All good. It takes half an hour, but no glitches. By now it is noon, and no point in returning to Customs until lunch ends at 2, so we stop for our lunch and do our final provisioning. We drop Tim and TC off at the dinghy landing, since they aren’t needed for Customs and Harbormaster, and they need to get our frozen foods to the boat. Then back to Customs, where we wait for the guys to return from their lunch. Our English speaking helper arrives. No, they didn’t call Sabang… We need to speak with his boss. The boss shows up a little later, and gets briefed. He agrees to call about the missing form, both for us and the other two boats. We wait. When he eventually returns he has a copy of the missing form! Hallelujah!

Next he needs to round up an assistant and they need to come inspect the boat. We had hoped to avoid this, but it was for this contingency that we moved the boats close by. He mentions that he has to take photos of the boat, and I gently let him know that I have photos that I can email to him. Yes, he would like my photos, “But you understand that I must come inspect the boat.” Okay, we call Tim to bring the dinghy back to the dock, and we all go to the boat. Our inspector takes a few photos, and then we do the important one — the three crew plus the two inspectors posing aboard. This is the essence of the “inspection” — proof that they were aboard.

As we return ashore it is approaching 4pm, and we are concerned about getting to the Harbormaster in time. Luc makes a plan. On the way back to Customs, where they still need to complete the forms, they can drop me at the Harbormaster so I can make my presence known and start the paperwork. They will need the Customs clearance, but Luc will bring that as soon as it is ready…

The Harbormaster folks are joking around amongst themselves. I think they will be helpful but it is hard to tell. The group includes two women, which I think is a good sign. They tend to be more helpful, and keep the men from being jerks. I start answering questions. The guy jokes that it is going to cost 15,000, but don’t worry, it is Rupiah, not dollars… And then he looks at my “health book” from Sabang. You have no clearance from Quarantine! But we are LEAVING, not arriving. Quarantine should not be necessary. Apparently I am wrong about that.

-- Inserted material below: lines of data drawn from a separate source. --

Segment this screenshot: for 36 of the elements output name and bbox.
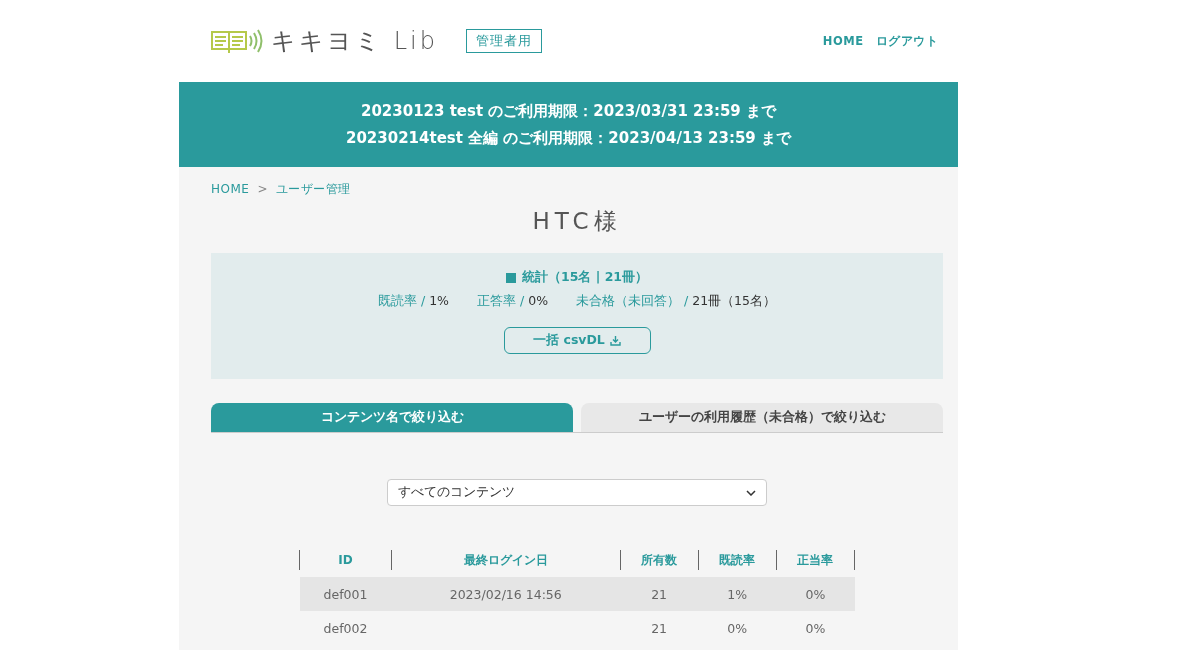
table-cell: def002 xyxy=(299,611,392,645)
column-header: 正当率 xyxy=(776,550,855,570)
breadcrumb-link[interactable]: ユーザー管理 xyxy=(275,181,351,198)
nav-link[interactable]: HOME xyxy=(822,33,864,49)
stats-heading: 統計（15名 | 21冊） xyxy=(521,269,649,286)
column-header: 最終ログイン日 xyxy=(391,550,620,570)
table-cell: 2023/02/16 14:56 xyxy=(391,577,620,611)
nav-link[interactable]: ログアウト xyxy=(875,33,938,49)
table-cell: 21 xyxy=(620,577,699,611)
breadcrumb-separator: > xyxy=(257,182,268,196)
filter-tab[interactable]: コンテンツ名で絞り込む xyxy=(211,403,573,432)
table-cell: 21 xyxy=(620,611,699,645)
admin-badge: 管理者用 xyxy=(465,29,542,53)
page-title: HTC様 xyxy=(531,207,623,236)
table-cell: 0% xyxy=(776,611,855,645)
expiry-notice: 20230123 test のご利用期限：2023/03/31 23:59 まで xyxy=(361,101,776,121)
download-icon xyxy=(609,335,621,346)
stat-item: 既読率 / 1% xyxy=(377,293,449,310)
column-header: 既読率 xyxy=(698,550,777,570)
table-cell: def001 xyxy=(299,577,392,611)
chevron-down-icon xyxy=(746,489,756,496)
table-cell: 1% xyxy=(698,577,777,611)
logo-text: キキヨミ Lib xyxy=(271,26,438,57)
stat-item: 未合格（未回答） / 21冊（15名） xyxy=(576,293,777,310)
expiry-notice: 20230214test 全編 のご利用期限：2023/04/13 23:59 まで xyxy=(346,128,791,148)
table-cell: 0% xyxy=(776,577,855,611)
book-logo-icon xyxy=(211,28,263,54)
stat-item: 正答率 / 0% xyxy=(477,293,549,310)
filter-tab[interactable]: ユーザーの利用履歴（未合格）で絞り込む xyxy=(581,403,943,432)
csv-download-button[interactable]: 一括 csvDL xyxy=(503,327,651,354)
square-icon xyxy=(505,272,516,283)
column-header: ID xyxy=(299,550,392,570)
content-select[interactable]: すべてのコンテンツ xyxy=(387,479,767,506)
table-cell: 0% xyxy=(698,611,777,645)
breadcrumb-link[interactable]: HOME xyxy=(211,182,250,196)
column-header: 所有数 xyxy=(620,550,699,570)
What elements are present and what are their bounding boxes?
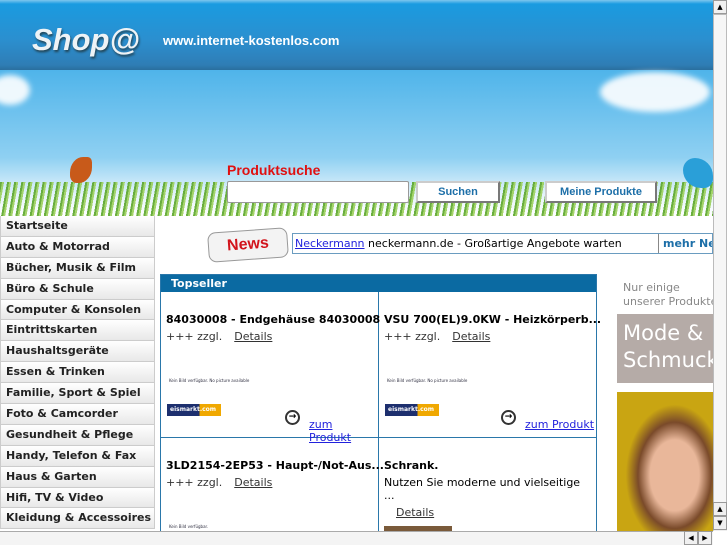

Another guy says, “Follow me.” I follow him out of the building to his motorbike. I hop on behind him, and he takes me to Quarantine. Inside, he looks at an office that is locked. Not good. A lady in uniform is waiting for someone, obviously anxious to go home. He asks her if she can’t help this poor “bule” who needs to clear out. She rolls her eyes. She says they are closed. I try to give her the pleading puppy dog look. My escort says some persuasive things, and she calls to someone out in the parking lot to bring the keys. My escort winks at me. I fill out forms and do the boat stamp thing to make everything look official. The woman is very nice, once resigned to getting home late. She asks about out trip. She stamps the necessary stamps and hands me the papers. “Am I all done?” Yes, but you need to pay. Who do I pay? They are closed until morning…but you can try. No problem, I pay (about $2), and my escort takes me back to the Harbormaster. He then says goodbye, he is going home. I try to pay him for being my taxi. He gives me a very genuine smile and says, “No, my friend.” I want to hug him. Clearly we would not complete the clearance saga today without him.

Two things happened while I was gone. One was that Luc showed up with the Customs papers, completed. The other was that the shift changed, and nobody knew where I was. Luc called Tim — did Zeke return to the boat?? No. At least Luc had the good sense to stay put and wait. With a little more waiting, a little more struggling with the language, a little more money (but no “gifts” requested), it was done. We are cleared out of Indonesia!

We are ready to go in the morning. Unfortunately Maggie has a visa issue, and could not go through the fun today. They go for it tomorrow, and Gaia, too. Hopefully we have blazed the trail for them, and they will be able to leave within a day. We will go to one of the islands and anchor and wait for them, since we agreed that we will stick together on this crossing. It is 2am and I can’t sleep, I am so anxious to get going!